(Reuters) - Burberry boss Marco Gobbetti is leaving the company to return home and take the helm of Italian luxury goods group Ferragamo, casting a pall over the British fashion brand’s revamp.
Gobbetti has been credited with boosting Burberry’s market value by a third as he has taken the brand further upmarket. Concern that his departure will undo some of that progress sent its London-listed shares tumbling as much as 10% in early trade while Ferragamo rose 2.3% in Milan.
Burberry recovered some of those losses to trade down 7.7% at 20.80 pounds.
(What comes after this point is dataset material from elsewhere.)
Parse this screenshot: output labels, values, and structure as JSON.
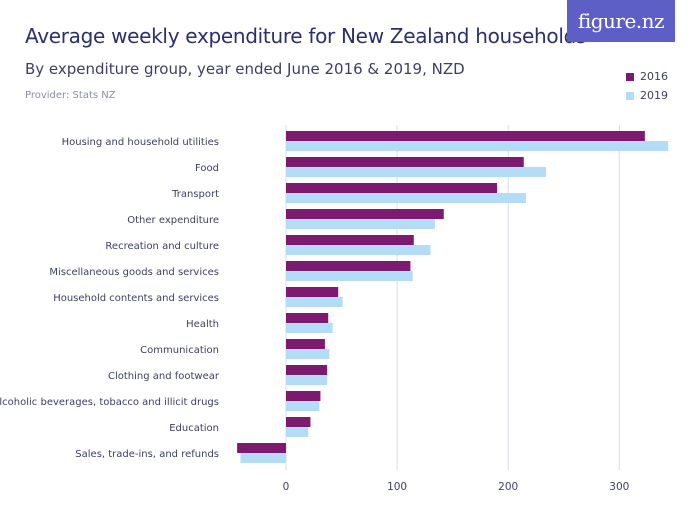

Ferragamo reversed early gains and was down 1.5% down at 19 euros, with one trader citing reduced likelihood of a takeover after Gobbetti’s appointment.
“The board and I are naturally disappointed by Marco’s decision, but we understand and fully respect his desire to return to Italy after nearly 20 years abroad,” Burberry Chairman Gerry Murphy said in a statement.
Ferragamo, which became famous for shoes worn by Hollywood stars such as Audrey Hepburn, said Gobbetti would take up his new position once released from his contractual obligations.
Burberry said it will now begin the search for the 62-year-old executive’s successor.
Known for its trench coats and trademark plaid, Burberry’s strategy shift under Gobbetti injected fresh life into its ranges, helped by his 2018 recruitment of star designer Riccardo Tisci, a fellow Italian and former colleague at Givenchy.
“With Burberry re-energised and firmly set on a path to strong growth, I feel that now is the right time for me to step down,” Gobbetti said.
The market, however, appeared less confident in Burberry without Gobbetti.
“This is a negative for Burberry and a source of uncertainty until we get clarity on the new CEO,” Citi analysts said.
Citi predicted that Gobbetti’s key initiatives will remain in place for at least another year and be executed by an interim CEO, possibly finance chief Julie Brown.
They also flagged potential uncertainty over creative director Riccardo Tisci, who had followed Gobbetti to Burberry.
Analysts were also puzzling over Gobbetti’s decision to leave Burberry, which is more than three times bigger than Ferragamo by market value, though Hargreaves analyst Susannah Streeter suggested the reason could simply be that he wanted to return home after all the turmoil of the COVID-19 pandemic.
“Even chief executives, with access to first-class travel or private jets are not immune to quarantine rules and travel restrictions,” she said.
Speculation over a management shake-up at Ferragamo has been circulating for some time, even after the Ferragamo family that controls the company confirmed current boss Micaela Le Divelec in her role as recently as March.
In Gobbetti, it has hired an industry veteran who has also led luxury groups Celine, Givenchy and Moschino. He took charge of Burberry in mid-2017 from fashion designer Christopher Bailey, who spent only three years leading the company.
Burberry said in May that sales were recovering from the coronavirus crisis, partly thanks to a rebound in China, but cautioned that profit margins would be dented by higher investment.
Hargreaves analyst Sophie Lund-Yates had noted that Burberry was set to come out of the pandemic in better shape than it had entered the crisis, helped by its repositioning at the more exclusive end of the luxury chain.
Ferragamo, meanwhile, has been hit harder than most of its rivals during the pandemic and is often cited by industry observers as a possible takeover target, though the Ferragamo family has denied that it wants to sell.